Bankacılık sektöründe, rekabetin zemini değişti. Bir zamanlar Hazine bonosu ve devlet tahvilleri üzerine yoğunlaşan bankaların gündeminde artık krediler var. Faizlerin düşüşüyle bir anlamda “asli” görevlerine dönen bankalar, birbiri ardına faiz indirerek adeta bir yarış içindeler. 2001 yılında aktifler içinde kredilerin aldığı pay yüzde 21’di. Bu rakam, 2005’in ilk altı ayında yüzde 37’ye ulaşmış durumda. Bu arada krediler liginde, bankaların sıralaması da değişiyor. Şu ana kadar aktiflerin kredilere oranına göre liderlikte ilk üç sırayı HSBC, Tekstilbank ve Finansbank alıyor. En hızlı yükselenler ise Abank, TEB ve Denizbank…

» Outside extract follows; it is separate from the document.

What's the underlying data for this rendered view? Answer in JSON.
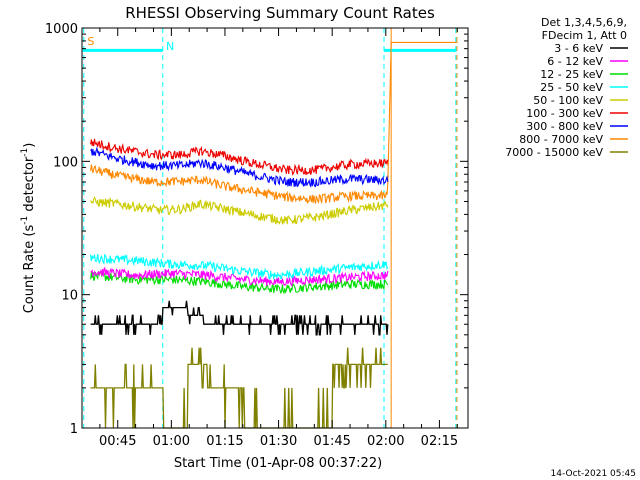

Son 3 yıldan beri düşen faiz oranları ile birlikte bankacılık sektöründeki rekabet başka alanlara kaydı. Eskiden ağırlıklı olarak Hazine Bonosu ve Devlet Tahvili işlemleri ile yüksek faiz ortamında para kazanmaya alışmış olan bankalar, faizlerin yüzde 15’lere kadar düşmesiyle birlikte popüler ifadeyle “asli işlevlerine geri dönmek” zorunda kaldılar.
Bankacılık sisteminin doğası olan, tasarrufları yatırımlara yönlendirme, topladığı mevduatı kredi olarak kullandırma işlevi artık eskiye oranla daha fazla öne çıkmış durumda. Son 5 yılın sektör rakamlarına baktığımızda, bankaların kredi kullandırımındaki artış net şekilde görülüyor.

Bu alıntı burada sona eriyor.